[nicoburns]

I think you'll only get access to this API if the user has explicitly installed your app as a PWA, not just when visiting it as a webpage.

[gildas]

And then a shady company offers to buy the owner's website...

[tshaddox]

That’s a real problem, of course, but it seems fairly equivalent to any native app you install that can update itself or otherwise make a network request to obtain instructions.

[sneak]

Native apps that autoselfupdate have RCE vulnerabilities by definition and should be considered remote access malware already, before the developer release keys are compromised.

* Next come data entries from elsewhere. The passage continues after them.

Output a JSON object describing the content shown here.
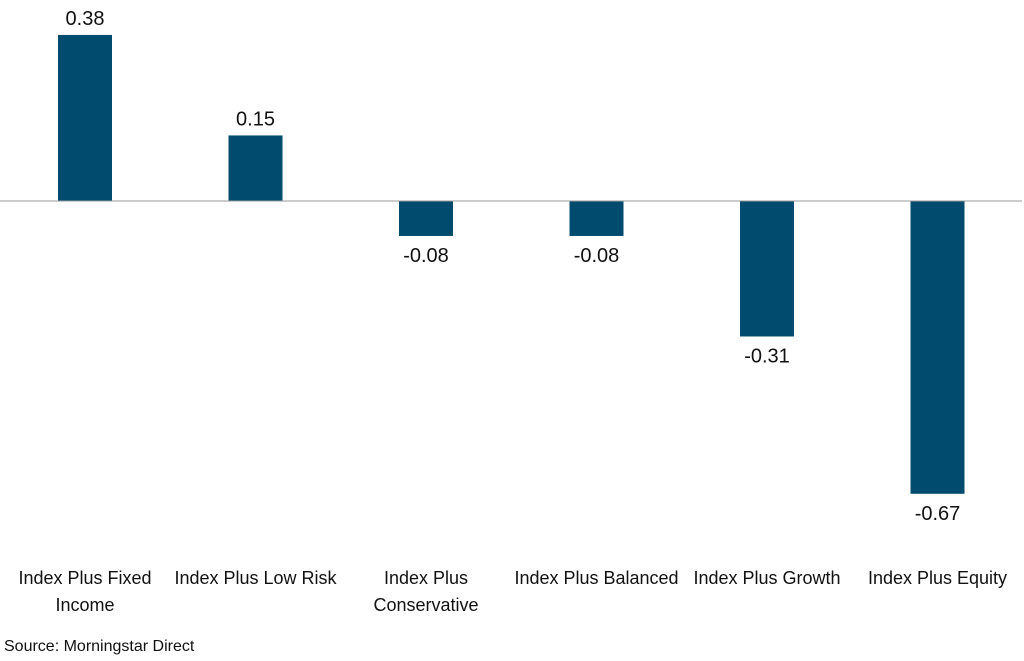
{
  "chart_data": {
    "type": "bar",
    "categories": [
      "Index Plus Fixed Income",
      "Index Plus Low Risk",
      "Index Plus Conservative",
      "Index Plus Balanced",
      "Index Plus Growth",
      "Index Plus Equity"
    ],
    "category_label_lines": [
      [
        "Index Plus Fixed",
        "Income"
      ],
      [
        "Index Plus Low Risk"
      ],
      [
        "Index Plus",
        "Conservative"
      ],
      [
        "Index Plus Balanced"
      ],
      [
        "Index Plus Growth"
      ],
      [
        "Index Plus Equity"
      ]
    ],
    "values": [
      0.38,
      0.15,
      -0.08,
      -0.08,
      -0.31,
      -0.67
    ],
    "value_labels": [
      "0.38",
      "0.15",
      "-0.08",
      "-0.08",
      "-0.31",
      "-0.67"
    ],
    "title": "",
    "xlabel": "",
    "ylabel": "",
    "ylim": [
      -0.7,
      0.4
    ],
    "grid": false,
    "legend": "none",
    "bar_color": "#004b6e",
    "axis_color": "#999999"
  },
  "footer": {
    "source": "Source: Morningstar Direct"
  }
}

I am the reason Signal desktop now has a preference to opt out of autoupdate.

[hulitu]

"It won't happen to me."

[gildas]

I agree with you. On the other hand, in the case of a native application, we can hope that the antivirus removes it. I hope that Microsoft has planned to update Defender accordingly.

[postalrat]

Unlike the native app you probably won't have to worry about web page encrypted your files and asking a ransom.

[bentcorner]

For now

[int_19h]

JavaScript malware has been a thing for a while now, and antiviruses have been targeting it accordingly.

[gildas]

It's not necessarily a JavaScript malware. A pure HTML page with a <form> tag could suffice to steal credentials.

[jb_s]

XSS will mean that attackers control browser UI, that's kind of bad

[hulitu]

Bad ? I thought that was a feature. "Want to change your browser behaviour ? Just put this CSS in user.js".